Please, oh please refer to the school as Cal State Northridge, we are told. CS Northridge is OK, too.
However, do not use any hyphens. Don't use Cal State AT Northridge, either. And, for heavens sake, never ever use the CSUN acronym. CSN -- although it sounds like some kind of cable television network -- is preferred.
Did you know Cal State Northridge is the third largest university in the Los Angeles area? I didn't, either. I think I can name the other two and so can you.
Fact is, Cal State Northridge has an estimated 27,000 students which means the school once known as San Fernando Valley State College has approximately the same number of students as Kansas University.
Enrollment, however, does not mean equality. Kansas is an established NCAA Div. I-A university. Cal State Northridge is a Div. I-AA school headed for oblivion. If you're in Memorial Stadium on Saturday night, you'll quite likely be among the last to watch the Matadors play football.
Yes, the program's predicted demise is partly because the NCAA is investigating the school for numerous alleged violations under the regime of Ron Ponciano who is now, coincidentally, working in Kansas as an assistant coach at McPherson College.
Mainly, though, Cal State Northridge officials are expected to drop football because Angelenos would rather commute in a snowstorm than go to a Matadors' game.
Cal State Northridge ranked dead last in Big Sky Conference home attendance last season. Are you ready for this? The Matadors averaged 4,482 fans a game. Whew. Hard to maintain a college football program that way. No wonder CSN's hierarchy jumped at the $200,000 guarantee to show up in Lawrence on Saturday night.

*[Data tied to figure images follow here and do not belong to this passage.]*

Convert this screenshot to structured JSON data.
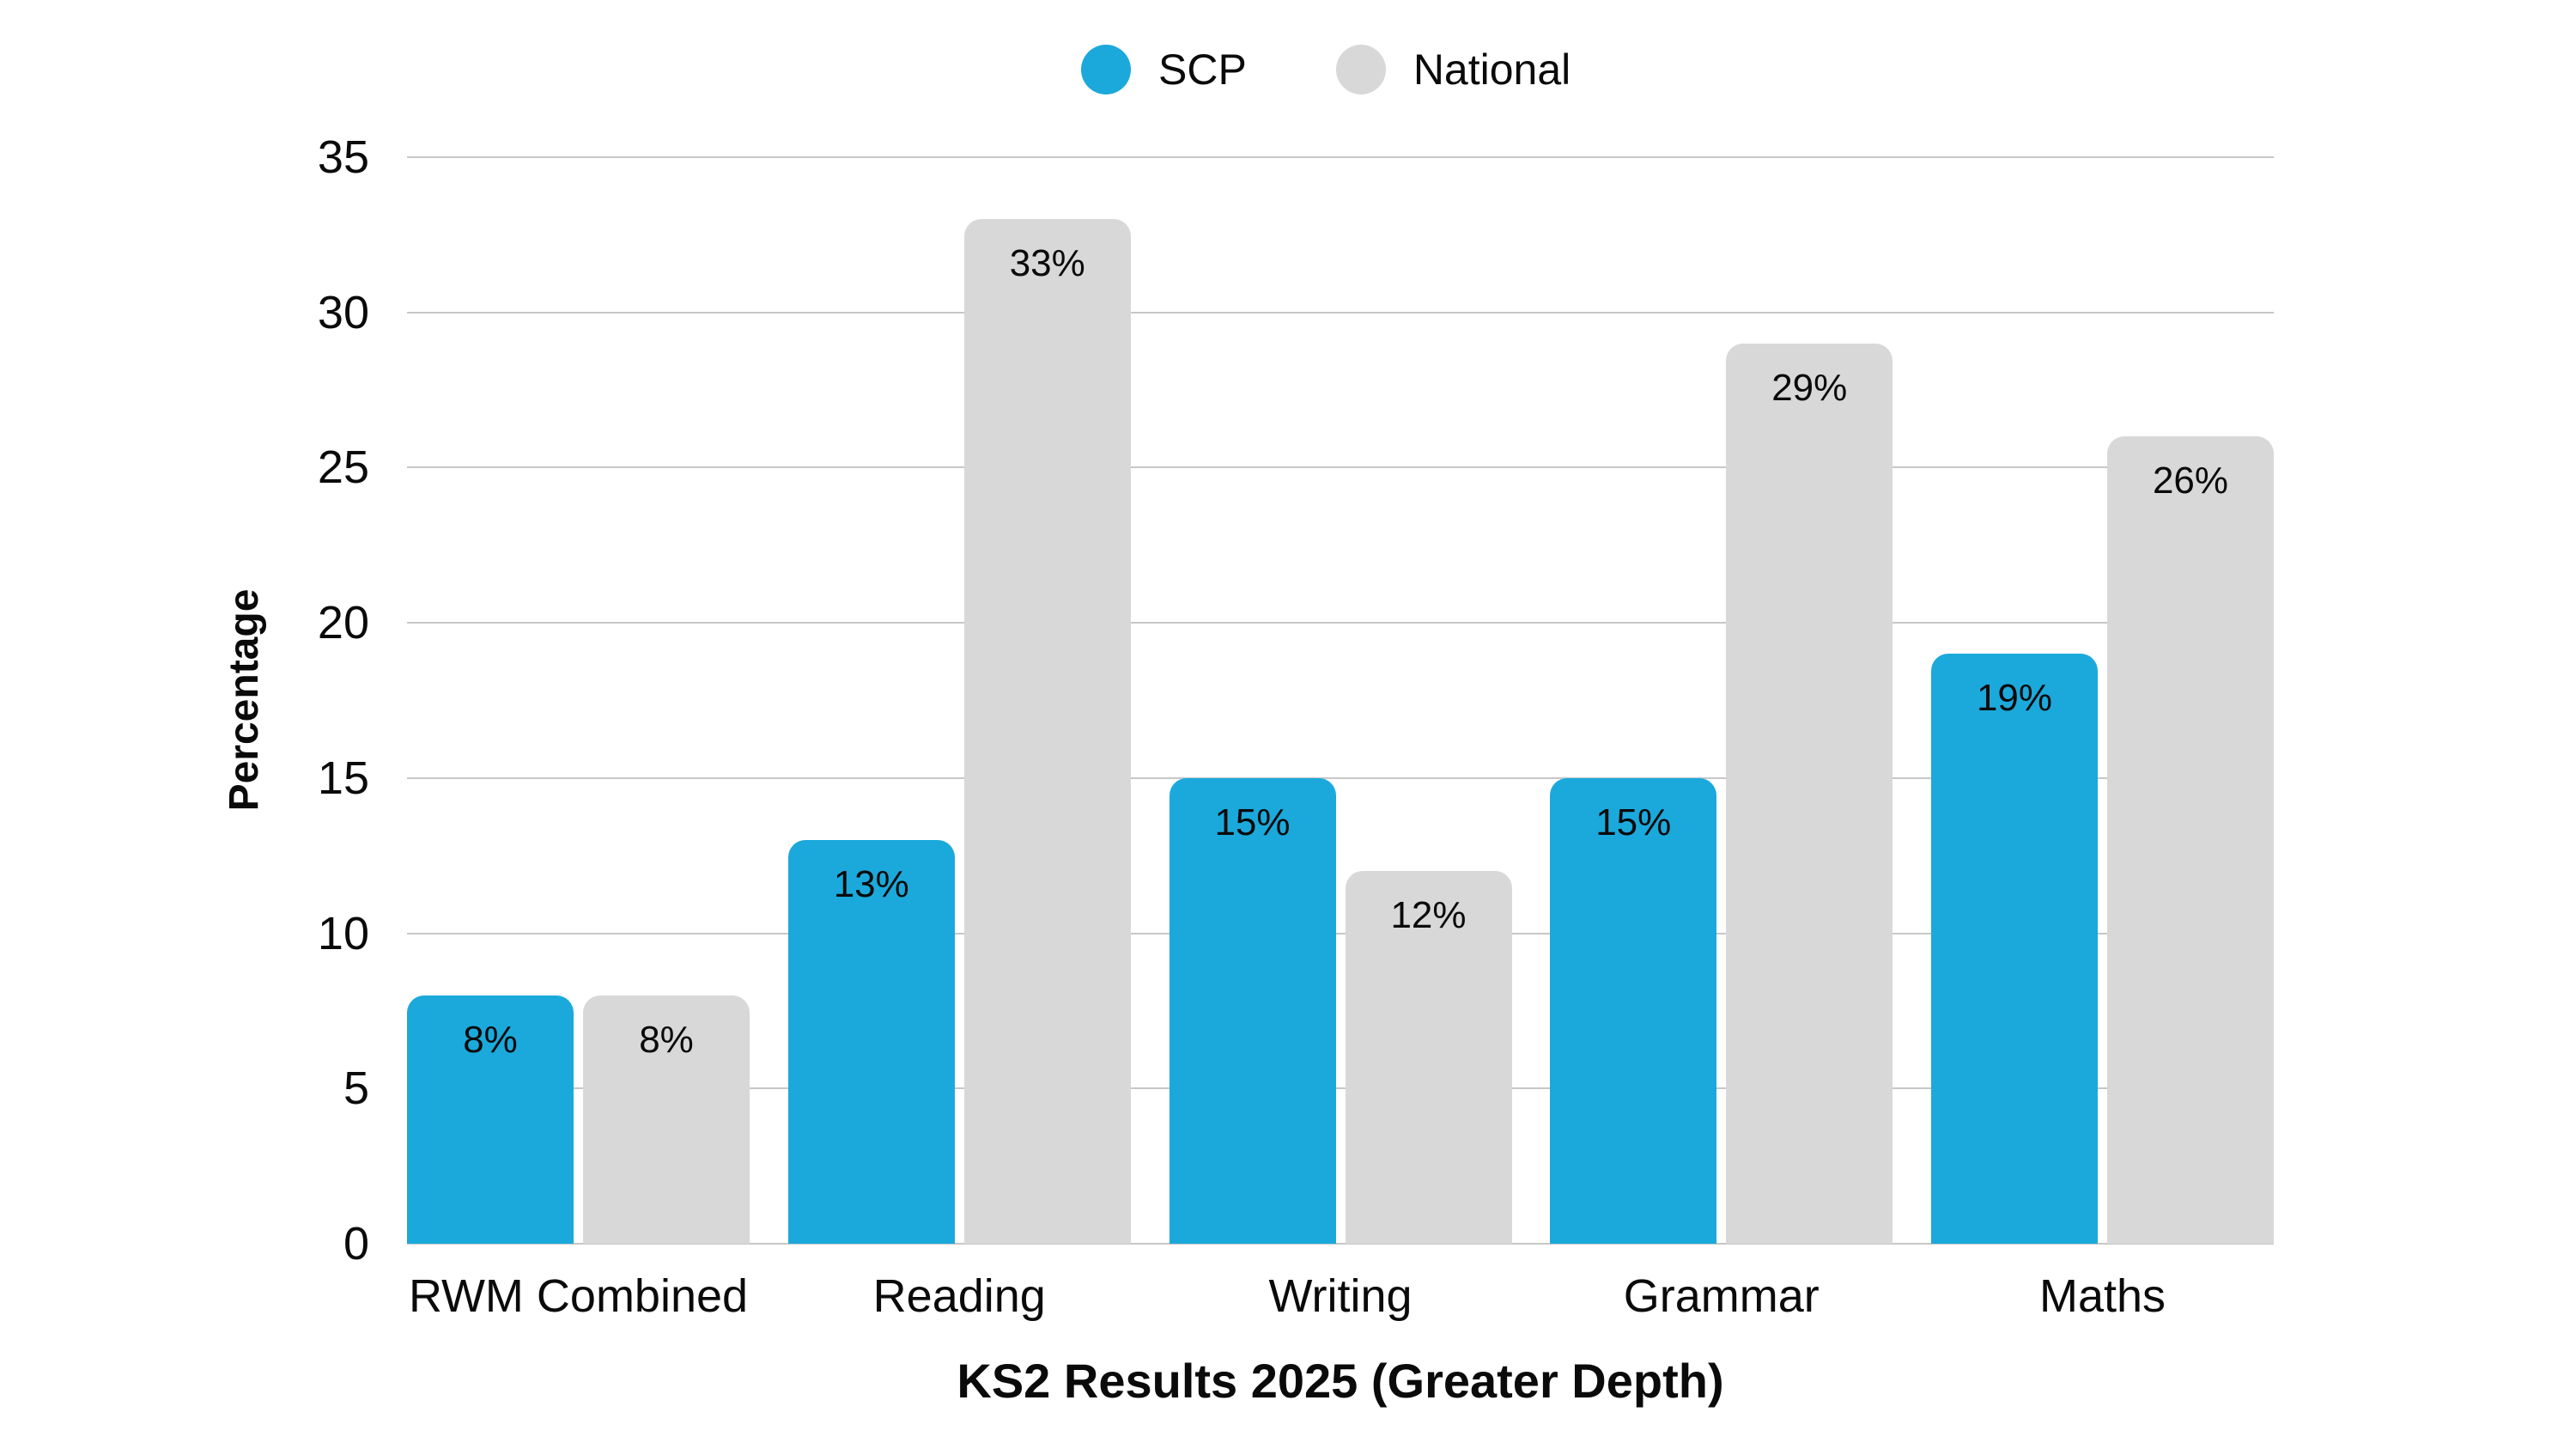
{
  "chart_data": {
    "type": "bar",
    "title": "",
    "xlabel": "KS2 Results 2025 (Greater Depth)",
    "ylabel": "Percentage",
    "categories": [
      "RWM Combined",
      "Reading",
      "Writing",
      "Grammar",
      "Maths"
    ],
    "series": [
      {
        "name": "SCP",
        "color": "#1BA9DC",
        "values": [
          8,
          13,
          15,
          15,
          19
        ]
      },
      {
        "name": "National",
        "color": "#D8D8D8",
        "values": [
          8,
          33,
          12,
          29,
          26
        ]
      }
    ],
    "value_label_suffix": "%",
    "value_labels": {
      "SCP": [
        "8%",
        "13%",
        "15%",
        "15%",
        "19%"
      ],
      "National": [
        "8%",
        "33%",
        "12%",
        "29%",
        "26%"
      ]
    },
    "ylim": [
      0,
      35
    ],
    "yticks": [
      0,
      5,
      10,
      15,
      20,
      25,
      30,
      35
    ],
    "grid": true,
    "legend_position": "top-center",
    "colors": {
      "scp_blue": "#1BA9DC",
      "national_gray": "#D8D8D8",
      "gridline": "#C7C7C7",
      "text": "#0A0A0A",
      "background": "#FFFFFF"
    }
  }
}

Not that Cal State Northridge plays bad football. The Matadors have won eight of their last 10 home games. Trouble is, the school's football stadium is, uh, a dump.
North Campus Stadium is what they call it, which pretty much tells you that if you're looking for it on the south side of the campus you won't find it.
In one sense, North Campus Stadium may be unique. It was originally known as Devonshire Downs. Sounds like a race track, doesn't it? Well, it was. Today the home of the Matadors seats 6,500 fans -- no horses -- but without the original roof and press box from the bang-tail days of yore.
Lawrence and Northridge, Calif., both claim populations of about 80,000. Lawrence had Quantrill's raid. Northridge had the devastating earthquake of Jan. 17, 1994. That tremor so badly damaged the roof and press box they had to be torn down. Today the Matadors are making do with a temporary press box.
By the way, months after the earthquake, the CSN student body voted overwhelmingly to reject a suggestion to change the school's nickname to Quakes. (Did the headline in the student paper read: "Quakes quashed"?)
Once upon a time the Matadors played night games. Then two years ago the school shifted its kickoffs from 6:05 p.m. to 3:05 p.m. According the football media guide, the change was made to accommodate the media, "especially in the area of film as the games will be played in natural sunlight."
Translation: The lights at North Campus Stadium have a better chance of registering on the Richter scale than they do on a photographer's light meter.
So when Terry Allen talks about Cal State Northridge coming in here with everything to gain and nothing to lose, you know he isn't just a woofin'.